I agree with your first paragraph but not with the Django example. User.objects.get(id=1) failing is exceptional because you are asking for an object with a specific and unique property. Otherwise, you would be using User.objects.filter(age>20) (which doesn't throw an exception).


I might kinda agree that exact queries against primary keys not having results (or having more than 1) would be exceptional, but this actually happens for every other field as well.


Sometimes you want non-local transfers of control, beyond just exceptions. Python uses exceptions as both error conditions and signals.

It's seemingly nearly mandatory in discussions regarding exceptions to bring up Common Lisps's condition system, which is a superset of exceptions. I've included a link to a chapter from a book on Lisp.

http://www.gigamonkeys.com/book/beyond-exception-handling-co...


that's not a Django problem; it's a Python problem. Using exceptions for control flow is idiomatic in Python. Case in point: a generator is supposed to raise a StopIteration exception in order to signal termination.


Go has no exceptions. Instead, functions can return multiple values, one of which is an error, and you check the error value on invocation. It's tedious and awful and makes your code very ugly and it's absolutely correct and I love it. It takes some getting used to, but once you do it for a while, you realize that exception handling systems are broken and unnecessary. E.g.:

    func MaybeAnInt() (int, error) {
        if FAIL {
            return 0, errors.New("this is the error message")
        }
        return 42, nil
    }

    x, err := MaybeAnInt()
    if err != nil {
        // handle your error
    }
    // normal shit here.


That is the best argument against GO I have ever seen.

You now have to mix up your exception code and your normal code (or, as I suspect most people will do, ignore the error return value).

Did they kill stack traces too?


You cannot ignore the error return value in Go.

If you would think a bit more broadly, you might also see this so that all the error handling code is visible, explicit and right there with the actual logic, and not hidden away what might be (and often is) multiple layers of modules.

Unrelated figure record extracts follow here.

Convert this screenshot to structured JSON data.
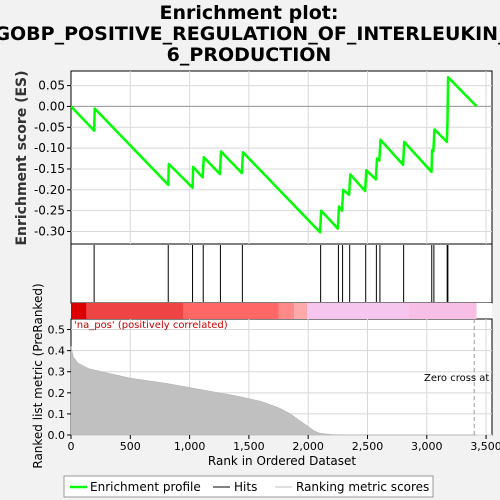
{
  "chart_data": {
    "type": "line",
    "title_lines": [
      "Enrichment plot:",
      "GOBP_POSITIVE_REGULATION_OF_INTERLEUKIN_",
      "6_PRODUCTION"
    ],
    "x_label": "Rank in Ordered Dataset",
    "x_range": [
      0,
      3550
    ],
    "x_ticks": [
      0,
      500,
      1000,
      1500,
      2000,
      2500,
      3000,
      3500
    ],
    "x_tick_labels": [
      "0",
      "500",
      "1,000",
      "1,500",
      "2,000",
      "2,500",
      "3,000",
      "3,500"
    ],
    "es_panel": {
      "ylabel": "Enrichment score (ES)",
      "ylim": [
        -0.33,
        0.085
      ],
      "y_ticks": [
        0.05,
        0.0,
        -0.05,
        -0.1,
        -0.15,
        -0.2,
        -0.25,
        -0.3
      ],
      "y_tick_labels": [
        "0.05",
        "0.00",
        "-0.05",
        "-0.10",
        "-0.15",
        "-0.20",
        "-0.25",
        "-0.30"
      ],
      "baseline": 0,
      "series": [
        {
          "name": "Enrichment profile",
          "color": "#00ff00",
          "points": [
            [
              0,
              0.0
            ],
            [
              195,
              -0.058
            ],
            [
              200,
              -0.005
            ],
            [
              820,
              -0.188
            ],
            [
              825,
              -0.138
            ],
            [
              1025,
              -0.195
            ],
            [
              1030,
              -0.145
            ],
            [
              1110,
              -0.17
            ],
            [
              1120,
              -0.122
            ],
            [
              1255,
              -0.162
            ],
            [
              1265,
              -0.108
            ],
            [
              1440,
              -0.16
            ],
            [
              1450,
              -0.11
            ],
            [
              2100,
              -0.302
            ],
            [
              2110,
              -0.25
            ],
            [
              2250,
              -0.293
            ],
            [
              2260,
              -0.24
            ],
            [
              2285,
              -0.25
            ],
            [
              2295,
              -0.2
            ],
            [
              2345,
              -0.212
            ],
            [
              2355,
              -0.163
            ],
            [
              2480,
              -0.203
            ],
            [
              2490,
              -0.153
            ],
            [
              2570,
              -0.175
            ],
            [
              2580,
              -0.125
            ],
            [
              2600,
              -0.13
            ],
            [
              2610,
              -0.08
            ],
            [
              2800,
              -0.14
            ],
            [
              2810,
              -0.085
            ],
            [
              3040,
              -0.157
            ],
            [
              3045,
              -0.105
            ],
            [
              3055,
              -0.108
            ],
            [
              3065,
              -0.055
            ],
            [
              3170,
              -0.085
            ],
            [
              3175,
              -0.035
            ],
            [
              3180,
              0.07
            ],
            [
              3420,
              0.0
            ]
          ]
        }
      ]
    },
    "hits": {
      "name": "Hits",
      "color": "#000000",
      "positions": [
        195,
        820,
        1025,
        1115,
        1260,
        1445,
        2105,
        2255,
        2290,
        2350,
        2485,
        2575,
        2605,
        2805,
        3042,
        3060,
        3172,
        3178
      ]
    },
    "rank_panel": {
      "ylabel": "Ranked list metric (PreRanked)",
      "ylim": [
        0,
        0.55
      ],
      "y_ticks": [
        0.0,
        0.1,
        0.2,
        0.3,
        0.4,
        0.5
      ],
      "y_tick_labels": [
        "0.0",
        "0.1",
        "0.2",
        "0.3",
        "0.4",
        "0.5"
      ],
      "series": [
        {
          "name": "Ranking metric scores",
          "color": "#c0c0c0",
          "points": [
            [
              0,
              0.42
            ],
            [
              20,
              0.37
            ],
            [
              60,
              0.34
            ],
            [
              150,
              0.315
            ],
            [
              300,
              0.295
            ],
            [
              500,
              0.27
            ],
            [
              800,
              0.245
            ],
            [
              1000,
              0.225
            ],
            [
              1200,
              0.205
            ],
            [
              1400,
              0.185
            ],
            [
              1600,
              0.16
            ],
            [
              1750,
              0.13
            ],
            [
              1850,
              0.1
            ],
            [
              1950,
              0.06
            ],
            [
              2050,
              0.02
            ],
            [
              2100,
              0.008
            ],
            [
              2200,
              0.002
            ],
            [
              2500,
              0.0
            ],
            [
              3420,
              0.0
            ]
          ]
        }
      ],
      "annotations": {
        "na_pos": "'na_pos' (positively correlated)",
        "zero_cross": "Zero cross at"
      },
      "zero_cross_x": 3400
    },
    "color_bar": {
      "segments": [
        {
          "x0": 0,
          "x1": 130,
          "color": "#dd0000"
        },
        {
          "x0": 130,
          "x1": 950,
          "color": "#ee4444"
        },
        {
          "x0": 950,
          "x1": 1750,
          "color": "#ff6666"
        },
        {
          "x0": 1750,
          "x1": 1880,
          "color": "#ff8888"
        },
        {
          "x0": 1880,
          "x1": 1990,
          "color": "#ffaaaa"
        },
        {
          "x0": 1990,
          "x1": 2850,
          "color": "#f7c6ee"
        },
        {
          "x0": 2850,
          "x1": 3420,
          "color": "#f8bfe6"
        }
      ]
    },
    "legend": {
      "position": "bottom",
      "items": [
        {
          "label": "Enrichment profile",
          "color": "#00ff00",
          "style": "thick"
        },
        {
          "label": "Hits",
          "color": "#000000",
          "style": "thin"
        },
        {
          "label": "Ranking metric scores",
          "color": "#c0c0c0",
          "style": "thin"
        }
      ]
    }
  }
}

>You cannot ignore the error return value in Go.

that's not true. You can ignore the second parameter by explicitly naming it with an underscore, like this:

    x, _ := MightFail()


Well ok, you can explicitly ignore them, but not by being negligent.


it sounds bad in theory, but in practice it turns out to be quite good. It's actually the opposite; because you know that there's no exceptions, control flow is very obvious. Whether a function does or does not return an error is a part of its signature. You always know, when calling a function, if it may or may not return an error, and it is up to the caller to decide what to do with that error. As a result, there's no control flow pitfalls like forgetting to close a filehandle because an exception was thrown in some function that you didn't know could throw an exception.

>Did they kill stack traces too?

no, we have stack traces.

Also, it's Go, not GO.


that does not scale. you can have hundreds of calls that require error handling inside your code. considering your example you would get the section "//handle you error" hundreds of times. sprinkled all over the place.